Marcelo López Mesa es un prolífico autor, con la publicación de 39 libros sobre derecho Civil o Procesal Civil. Su experiencia y conocimiento lo han llevado a ser reconocido como profesor visitante en diversas instituciones académicas internacionales, como la Washington University en Estados Unidos, la Universidad de París (Sorbonne-Paris Cité) y la Universidad de Savole en Francia, entre otras. Hace semanas atrás visitó NORTE.
A menudo se dice que el gran mal del país es la Justicia argentina, ¿coincide? ¿Por qué?
Creo que el principal mal de este país es la Justicia. No es la economía.
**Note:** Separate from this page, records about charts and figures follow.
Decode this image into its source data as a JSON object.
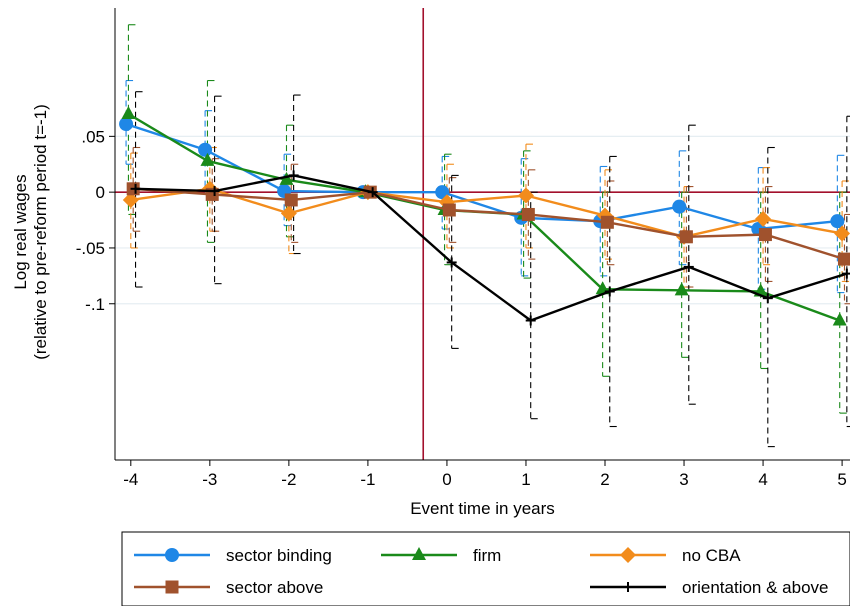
{
  "chart_data": {
    "type": "line",
    "title": "",
    "xlabel": "Event time in years",
    "ylabel": [
      "Log real wages",
      "(relative to pre-reform period t=-1)"
    ],
    "x": [
      -4,
      -3,
      -2,
      -1,
      0,
      1,
      2,
      3,
      4,
      5
    ],
    "xticks": [
      -4,
      -3,
      -2,
      -1,
      0,
      1,
      2,
      3,
      4,
      5
    ],
    "yticks": [
      0.05,
      0,
      -0.05,
      -0.1
    ],
    "ytick_labels": [
      ".05",
      "0",
      "-.05",
      "-.1"
    ],
    "xlim": [
      -4.2,
      5.1
    ],
    "ylim": [
      -0.24,
      0.165
    ],
    "grid": true,
    "reform_line_x": -0.3,
    "zero_line": true,
    "error_bars": "95% confidence intervals (dashed caps)",
    "series": [
      {
        "name": "sector binding",
        "color": "#1f87e6",
        "marker": "circle",
        "offset": -0.06,
        "values": [
          0.061,
          0.038,
          0.001,
          0.0,
          0.0,
          -0.023,
          -0.026,
          -0.013,
          -0.033,
          -0.026
        ],
        "ci_low": [
          0.025,
          0.0,
          -0.03,
          0.0,
          -0.033,
          -0.075,
          -0.075,
          -0.065,
          -0.087,
          -0.09
        ],
        "ci_high": [
          0.1,
          0.073,
          0.034,
          0.0,
          0.032,
          0.03,
          0.023,
          0.037,
          0.022,
          0.033
        ]
      },
      {
        "name": "firm",
        "color": "#1a8a1a",
        "marker": "triangle",
        "offset": -0.03,
        "values": [
          0.07,
          0.028,
          0.011,
          0.0,
          -0.016,
          -0.02,
          -0.087,
          -0.088,
          -0.089,
          -0.115
        ],
        "ci_low": [
          -0.02,
          -0.045,
          -0.04,
          0.0,
          -0.065,
          -0.077,
          -0.165,
          -0.148,
          -0.158,
          -0.198
        ],
        "ci_high": [
          0.15,
          0.1,
          0.06,
          0.0,
          0.034,
          0.037,
          0.0,
          0.0,
          0.0,
          0.0
        ]
      },
      {
        "name": "no CBA",
        "color": "#f28c1c",
        "marker": "diamond",
        "offset": 0.0,
        "values": [
          -0.007,
          0.003,
          -0.019,
          0.0,
          -0.009,
          -0.003,
          -0.021,
          -0.04,
          -0.024,
          -0.037
        ],
        "ci_low": [
          -0.05,
          -0.035,
          -0.055,
          0.0,
          -0.05,
          -0.05,
          -0.06,
          -0.085,
          -0.065,
          -0.08
        ],
        "ci_high": [
          0.035,
          0.04,
          0.015,
          0.0,
          0.025,
          0.043,
          0.02,
          0.005,
          0.022,
          0.01
        ]
      },
      {
        "name": "sector above",
        "color": "#a0522d",
        "marker": "square",
        "offset": 0.03,
        "values": [
          0.003,
          -0.002,
          -0.007,
          0.0,
          -0.016,
          -0.02,
          -0.027,
          -0.04,
          -0.038,
          -0.06
        ],
        "ci_low": [
          -0.035,
          -0.035,
          -0.045,
          0.0,
          -0.045,
          -0.06,
          -0.065,
          -0.085,
          -0.08,
          -0.1
        ],
        "ci_high": [
          0.04,
          0.03,
          0.025,
          0.0,
          0.013,
          0.02,
          0.01,
          0.005,
          0.005,
          -0.02
        ]
      },
      {
        "name": "orientation & above",
        "color": "#000000",
        "marker": "plus",
        "offset": 0.06,
        "values": [
          0.003,
          0.001,
          0.015,
          0.0,
          -0.063,
          -0.115,
          -0.089,
          -0.067,
          -0.095,
          -0.073
        ],
        "ci_low": [
          -0.085,
          -0.082,
          -0.055,
          0.0,
          -0.14,
          -0.203,
          -0.21,
          -0.19,
          -0.228,
          -0.21
        ],
        "ci_high": [
          0.09,
          0.086,
          0.087,
          0.0,
          0.015,
          0.0,
          0.032,
          0.06,
          0.04,
          0.068
        ]
      }
    ],
    "legend": {
      "placement": "bottom",
      "columns": 3
    }
  }
}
Si hubiera una justicia efectiva y pronta, hoy muchos funcionarios no harían las cosas que hacen porque terminarían detenidos. Entonces, si nosotros arregláramos el tema de la justicia y tuviéramos una Justicia efectiva y pronta todo sería diferente. Sin embargo, la Corte Suprema de Justicia de la Nación está en este momento fallando casos de hace veinte años. Eso no puede ser.
Tenemos una Justicia tardía y eso no es justicia. Eso lo defino como historiografía. En todo caso dictaminan ¿quién tuvo razón en aquel momento? Pero eso ya no le importa a nadie, muchos están muertos. El caso de Beatriz Salomón, por ejemplo, le hicieron justicia cuando ya estaba muerta. ¿De qué sirve eso? Entonces, si nosotros arregláramos la justicia para que fuera más pronta y más expeditiva, una justicia que no esperara a que los poderosos bajaran del poder para juzgarlos. Porque eso es un tema recurrente. En los últimos años solamente se juzga y se somete a proceso a los que ya dejaron el poder.
Arreglando el problema del poder judicial, se arreglarían muchos problemas argentinos.
La economía sería mejor porque nadie haría algunas barbaridades que se están haciendo como, por ejemplo, lo que está pasando con la deuda externa desde hace mucho tiempo. Hoy se toman medidas por las cuales terminamos debiendo cada vez más.